Keep that latter point in mind — experience is good in an absolute sense, but not when compared to the additional salary that goes with that experience.  To quantify that, consider this analysis of Facebook salaries.  The data there indicate that a Senior Software Engineer gets paid about $30,000 more than an ordinary Software Engineer, and more than $40,000 above what a new grad gets.  You do need to take these numbers with a grain of salt, first because it’s Glassdoor data and second because it doesn’t break down according to factors such as degree level (Bachelor’s vs. Master’s) and prestige of one’s university.  (Concerning the latter, two young men wearing Stanford sweatshirts are pictured as new grads, and data cited in my EPI paper indicate that a Stanford degree commands a premium of about 30%.) So, we shouldn’t focus on specific numbers, but one thing is quite clear:  That Senior title means a hefty differential in pay, compared to the ordinary Software Engineers.

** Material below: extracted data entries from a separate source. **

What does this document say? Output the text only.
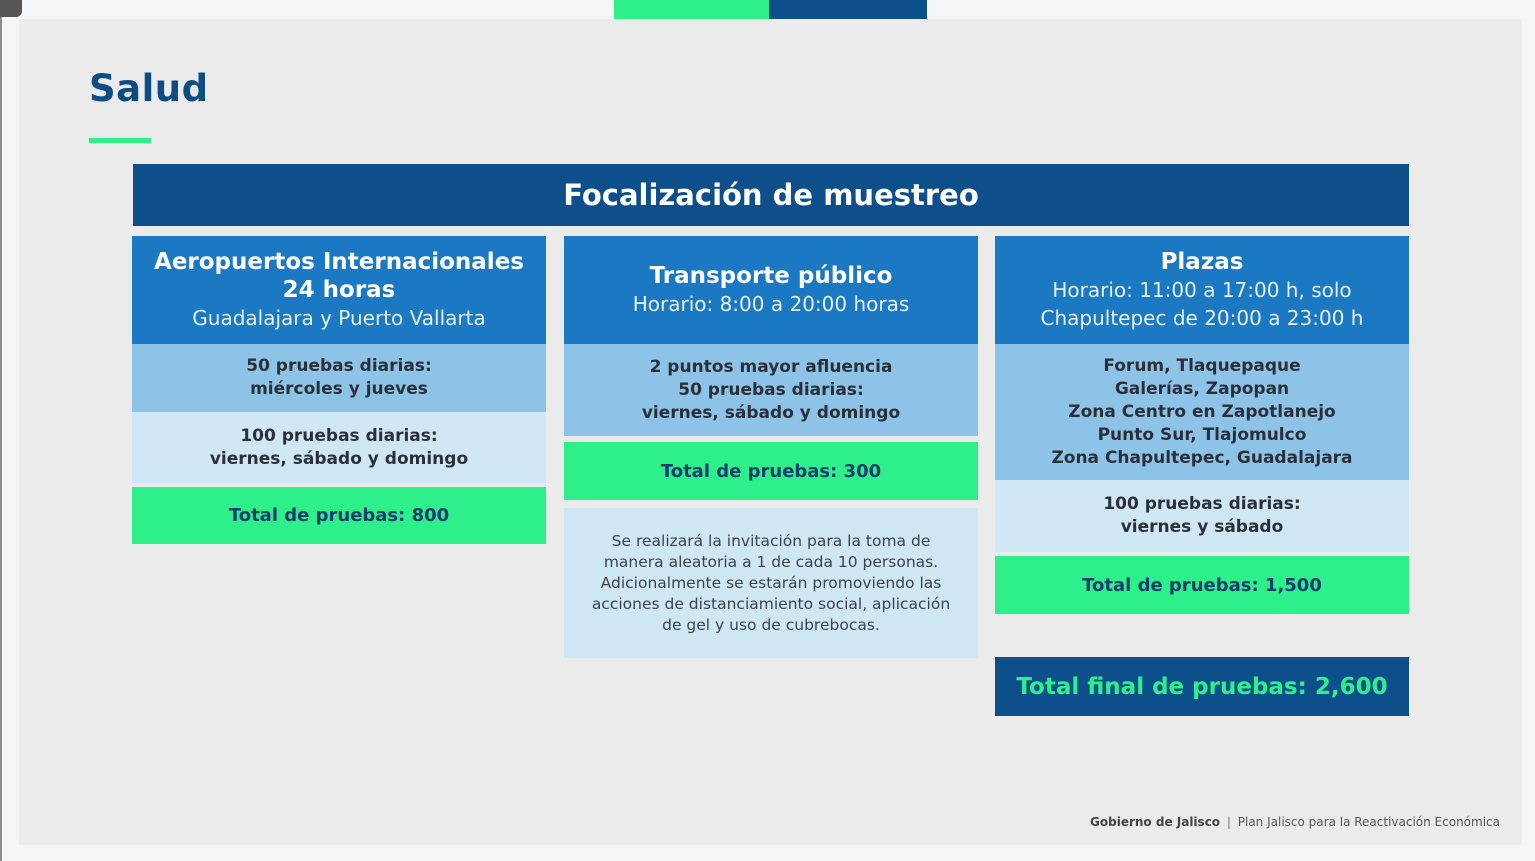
Salud
Focalización de muestreo
Aeropuertos Internacionales
24 horas
Guadalajara y Puerto Vallarta
50 pruebas diarias:
miércoles y jueves
100 pruebas diarias:
viernes, sábado y domingo
Total de pruebas: 800
Transporte público
Horario: 8:00 a 20:00 horas
2 puntos mayor afluencia
50 pruebas diarias:
viernes, sábado y domingo
Total de pruebas: 300
Se realizará la invitación para la toma de
manera aleatoria a 1 de cada 10 personas.
Adicionalmente se estarán promoviendo las
acciones de distanciamiento social, aplicación
de gel y uso de cubrebocas.
Plazas
Horario: 11:00 a 17:00 h, solo
Chapultepec de 20:00 a 23:00 h
Forum, Tlaquepaque
Galerías, Zapopan
Zona Centro en Zapotlanejo
Punto Sur, Tlajomulco
Zona Chapultepec, Guadalajara
100 pruebas diarias:
viernes y sábado
Total de pruebas: 1,500
Total final de pruebas: 2,600
Gobierno de Jalisco | Plan Jalisco para la Reactivación Económica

Now, add to that another point I’ve shown repeatedly:  Even a Senior title typically means only 3-5 years of experience!  Now you can see why Tom was likely viewed as too expensive — at age 30!  Imagine how Facebook views a 35-year-old, let alone those over 40.  I’ve mentioned before a professor I know, who is over 70 but still active, and who after a visit to Facebook told me with his typical humor, “Most of their employees seem to be the age of my grandkids, a few the age of my kids and none close to my age.”

With that in mind, I looked at the PERM data (wage and other information for green card sponsorees) for Facebook, 2013.  Before I discuss this, though, a note on prevailing wage data (the legally required floor for H-1B and green cards):  I didn’t look at the measure I used in my Migration Letters paper, ratio of wage offered to prevailing wage, because of a major change in the latter.  The DOL has apparently replaced its Software Engineer category with a much broader Software Developers category — the latter having a prevailing wage about $20,000 cheaper than the former.  Knowing that the industry and the AILA are quite aggressive in pressuring regulators for favorable policies, I suspect that this category change came about at the behest of the industry.  In any case, though, I did not use that data here.  (Note by the way that these figures are for the hyperexpensive Bay Area, but it’s true that Facebook pays well.)

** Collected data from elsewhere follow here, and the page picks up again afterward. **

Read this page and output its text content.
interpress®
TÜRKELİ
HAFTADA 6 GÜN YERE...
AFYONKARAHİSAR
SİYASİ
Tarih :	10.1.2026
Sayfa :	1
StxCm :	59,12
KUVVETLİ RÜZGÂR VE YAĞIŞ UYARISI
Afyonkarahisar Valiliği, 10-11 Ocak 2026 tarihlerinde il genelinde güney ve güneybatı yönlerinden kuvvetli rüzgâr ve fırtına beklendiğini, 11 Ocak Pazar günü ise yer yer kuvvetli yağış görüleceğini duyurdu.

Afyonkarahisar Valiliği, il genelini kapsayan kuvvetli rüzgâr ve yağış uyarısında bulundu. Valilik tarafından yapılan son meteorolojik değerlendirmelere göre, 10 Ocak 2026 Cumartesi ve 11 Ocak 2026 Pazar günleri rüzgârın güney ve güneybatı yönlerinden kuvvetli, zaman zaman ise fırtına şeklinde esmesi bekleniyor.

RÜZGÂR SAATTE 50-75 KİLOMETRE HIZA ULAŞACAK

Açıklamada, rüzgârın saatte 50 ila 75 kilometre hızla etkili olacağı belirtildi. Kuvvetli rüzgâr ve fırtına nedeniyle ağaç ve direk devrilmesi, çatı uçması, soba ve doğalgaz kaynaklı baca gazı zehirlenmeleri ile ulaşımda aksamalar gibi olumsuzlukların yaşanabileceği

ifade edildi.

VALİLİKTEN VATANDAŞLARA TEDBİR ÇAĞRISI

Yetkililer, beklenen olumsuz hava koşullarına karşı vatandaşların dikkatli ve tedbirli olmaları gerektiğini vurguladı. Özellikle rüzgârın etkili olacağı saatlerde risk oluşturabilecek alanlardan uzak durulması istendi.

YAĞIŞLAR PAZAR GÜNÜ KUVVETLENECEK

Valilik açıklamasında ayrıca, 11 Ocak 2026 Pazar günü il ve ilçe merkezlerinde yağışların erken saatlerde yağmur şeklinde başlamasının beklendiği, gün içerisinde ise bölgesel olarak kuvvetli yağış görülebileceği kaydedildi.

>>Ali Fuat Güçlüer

Instead, I tabulated the Prevailing Wage Level, I, II, III and IV in the DOL scheme.  John Miano has analyzed such data before, but here I wanted to tie it directly to the age issue.  The system is complex, but Level roughly corresponds to years of experience.  Note carefully that even Level II still is for the very young; if Tom had been an H-1B, he likely would have been at Level III.

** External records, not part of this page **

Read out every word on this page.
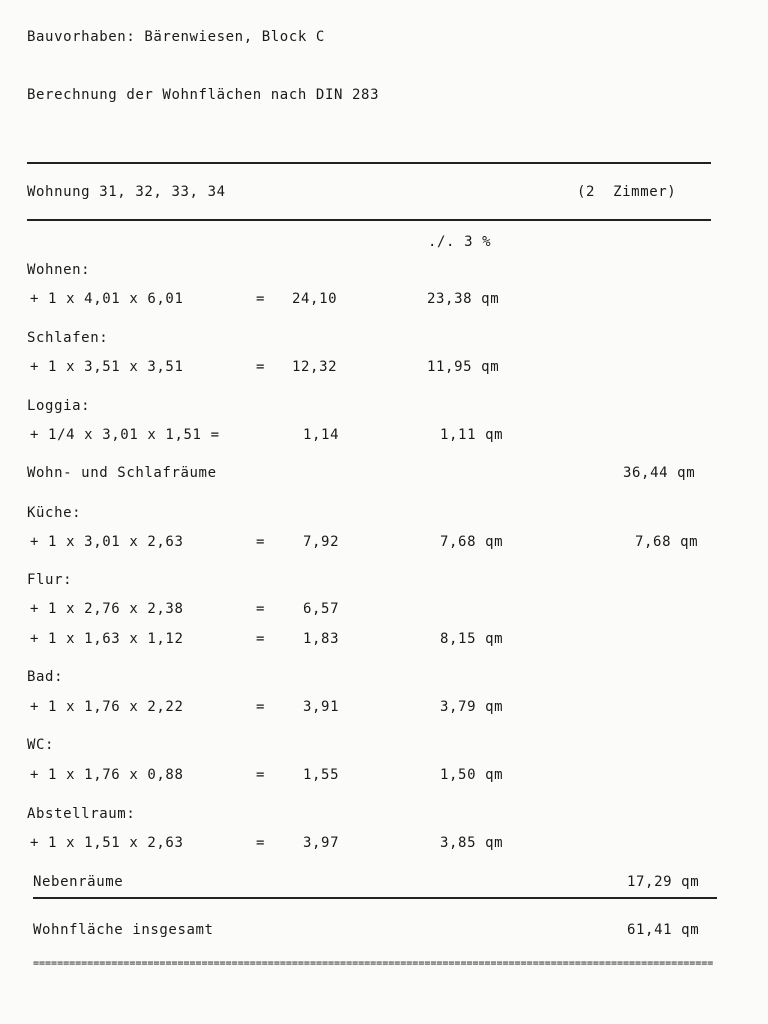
Bauvorhaben: Bärenwiesen, Block C
Berechnung der Wohnflächen nach DIN 283
Wohnung 31, 32, 33, 34	(2  Zimmer)
./. 3 %
Wohnen:
+ 1 x 4,01 x 6,01	= 24,10	23,38 qm
Schlafen:
+ 1 x 3,51 x 3,51	= 12,32	11,95 qm
Loggia:
+ 1/4 x 3,01 x 1,51 =	1,14	1,11 qm
Wohn- und Schlafräume	36,44 qm
Küche:
+ 1 x 3,01 x 2,63	=	7,92	7,68 qm	7,68 qm
Flur:
+ 1 x 2,76 x 2,38	=	6,57
+ 1 x 1,63 x 1,12	=	1,83	8,15 qm
Bad:
+ 1 x 1,76 x 2,22	=	3,91	3,79 qm
WC:
+ 1 x 1,76 x 0,88	=	1,55	1,50 qm
Abstellraum:
+ 1 x 1,51 x 2,63	=	3,97	3,85 qm
Nebenräume	17,29 qm
Wohnfläche insgesamt	61,41 qm
=================================================================================================================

Here are the results, among Software Developers:

I II III IV
22% 64% 2% 12%

Well, there you have it!  86% of Facebook’s foreign software developers are younger than Tom (age 30)!  This, I submit, is why Tom didn’t even get a phone interview from Facebook — the firm wants the young H-1Bs instead of him.  And, as noted, they are immobile too, unlike Tom, making them much more attractive to Facebook even if he had been younger.

Easy numbers to remember when you read FWD.us’ literature.